Production and Nondestructive Characterization of Shape Memory Alloys

Abstract

In this study, Ti-Ni-based and Fe-based shape memory alloys were fabricated by traditional powder metallurgy (press sinter). The green specimens were sintered, quenched, and precipitation hardened in a horizontal sliding flange tube furnace. This thermal process combines the sintering, quenching, and aging in a single step. Effects of the fabrication and heat treatment parameters on the mechanical properties were investigated. Elastic modulus of the alloys was characterized by destructive compression tests and non-destructive ultrasonic tests and eddy current tests. Nondestructive ultrasonic tests and eddy current tests were used in order to investigate the elastic modulus and microstructure. As the martensite and austenite phases have different elastic modulus values, martensite-austenite phase transformation temperature can be determined by ultrasonic velocity measurements and electrical conductivity measurements.
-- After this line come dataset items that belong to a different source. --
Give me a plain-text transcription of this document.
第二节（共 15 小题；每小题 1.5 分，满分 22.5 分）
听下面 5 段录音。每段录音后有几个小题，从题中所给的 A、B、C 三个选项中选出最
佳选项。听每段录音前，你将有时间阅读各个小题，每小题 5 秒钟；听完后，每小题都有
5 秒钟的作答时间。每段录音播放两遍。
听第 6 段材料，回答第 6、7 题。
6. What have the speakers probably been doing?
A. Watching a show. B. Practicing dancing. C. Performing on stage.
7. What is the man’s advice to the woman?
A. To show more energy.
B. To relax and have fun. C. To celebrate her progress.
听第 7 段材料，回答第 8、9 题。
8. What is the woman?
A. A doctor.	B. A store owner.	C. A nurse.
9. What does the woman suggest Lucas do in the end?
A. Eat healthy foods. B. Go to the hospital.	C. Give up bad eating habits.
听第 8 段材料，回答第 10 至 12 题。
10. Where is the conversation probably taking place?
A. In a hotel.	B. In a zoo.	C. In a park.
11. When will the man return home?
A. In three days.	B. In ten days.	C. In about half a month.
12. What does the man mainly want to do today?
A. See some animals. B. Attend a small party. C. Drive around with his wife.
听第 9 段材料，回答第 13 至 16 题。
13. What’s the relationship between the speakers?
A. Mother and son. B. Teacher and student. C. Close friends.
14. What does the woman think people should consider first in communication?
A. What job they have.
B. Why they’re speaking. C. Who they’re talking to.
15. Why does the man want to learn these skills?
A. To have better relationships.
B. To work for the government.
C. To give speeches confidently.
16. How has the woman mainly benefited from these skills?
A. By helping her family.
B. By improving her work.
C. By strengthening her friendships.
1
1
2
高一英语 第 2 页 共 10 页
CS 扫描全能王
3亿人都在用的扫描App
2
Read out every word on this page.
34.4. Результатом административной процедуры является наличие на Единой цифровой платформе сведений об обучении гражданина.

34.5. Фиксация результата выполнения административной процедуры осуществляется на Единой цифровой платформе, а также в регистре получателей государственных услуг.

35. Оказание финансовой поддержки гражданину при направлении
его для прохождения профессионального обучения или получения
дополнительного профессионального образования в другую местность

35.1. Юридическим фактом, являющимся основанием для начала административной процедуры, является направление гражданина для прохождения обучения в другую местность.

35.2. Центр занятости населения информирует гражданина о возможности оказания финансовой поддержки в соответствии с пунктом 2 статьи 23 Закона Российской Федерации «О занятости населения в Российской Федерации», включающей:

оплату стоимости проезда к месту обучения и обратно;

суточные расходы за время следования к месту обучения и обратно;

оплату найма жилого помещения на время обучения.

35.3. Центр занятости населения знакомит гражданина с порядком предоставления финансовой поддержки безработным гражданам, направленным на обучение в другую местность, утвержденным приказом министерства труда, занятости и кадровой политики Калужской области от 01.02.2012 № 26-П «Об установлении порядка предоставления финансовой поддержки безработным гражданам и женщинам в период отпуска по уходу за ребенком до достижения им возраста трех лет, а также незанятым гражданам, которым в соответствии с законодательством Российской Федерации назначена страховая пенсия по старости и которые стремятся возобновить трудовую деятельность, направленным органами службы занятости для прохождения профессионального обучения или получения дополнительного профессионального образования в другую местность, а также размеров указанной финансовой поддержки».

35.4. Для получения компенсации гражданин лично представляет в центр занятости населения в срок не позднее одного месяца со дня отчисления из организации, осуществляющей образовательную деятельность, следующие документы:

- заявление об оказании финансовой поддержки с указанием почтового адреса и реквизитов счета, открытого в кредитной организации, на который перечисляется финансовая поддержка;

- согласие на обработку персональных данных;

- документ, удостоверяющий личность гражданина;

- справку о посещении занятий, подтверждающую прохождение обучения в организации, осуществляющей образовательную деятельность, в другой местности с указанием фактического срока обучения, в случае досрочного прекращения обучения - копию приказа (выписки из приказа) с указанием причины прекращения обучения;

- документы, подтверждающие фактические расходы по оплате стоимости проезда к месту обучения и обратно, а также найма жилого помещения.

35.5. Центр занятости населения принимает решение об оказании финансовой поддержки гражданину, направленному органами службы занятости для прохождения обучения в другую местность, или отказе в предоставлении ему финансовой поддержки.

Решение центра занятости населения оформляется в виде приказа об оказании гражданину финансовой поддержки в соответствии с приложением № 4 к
Microstructure and corrosion properties were also investigated. Increasing Co and Sn content of the Ti-Ni alloy decreased the corrosion potential and increased the corrosion rate. Co and Sn additions to the Ti-Ni alloys enhanced the sinterability by liquid phase formation. Controlling the sintering and aging parameters was determined the mechanical properties. Elimination of the individual austenitizing, quenching, and aging steps can provide a cost advantage. Optimum aging temperatures were 400 degrees C for Ti-Ni-based alloys and 650 degrees C for Fe-Mn-Si-based alloys. The lowest transformation temperature values were in Ti-Ni-Co-Sn and Ti-Ni-Cr alloys, while the highest values were in Ti-Ni and Ti-Ni-Cu alloys. The lowest transformation temperature values were in Fe-Ni-Co-Sn and Fe-Mn-Si-Co alloys, while the highest values were in the Fe-Mn-Si alloy.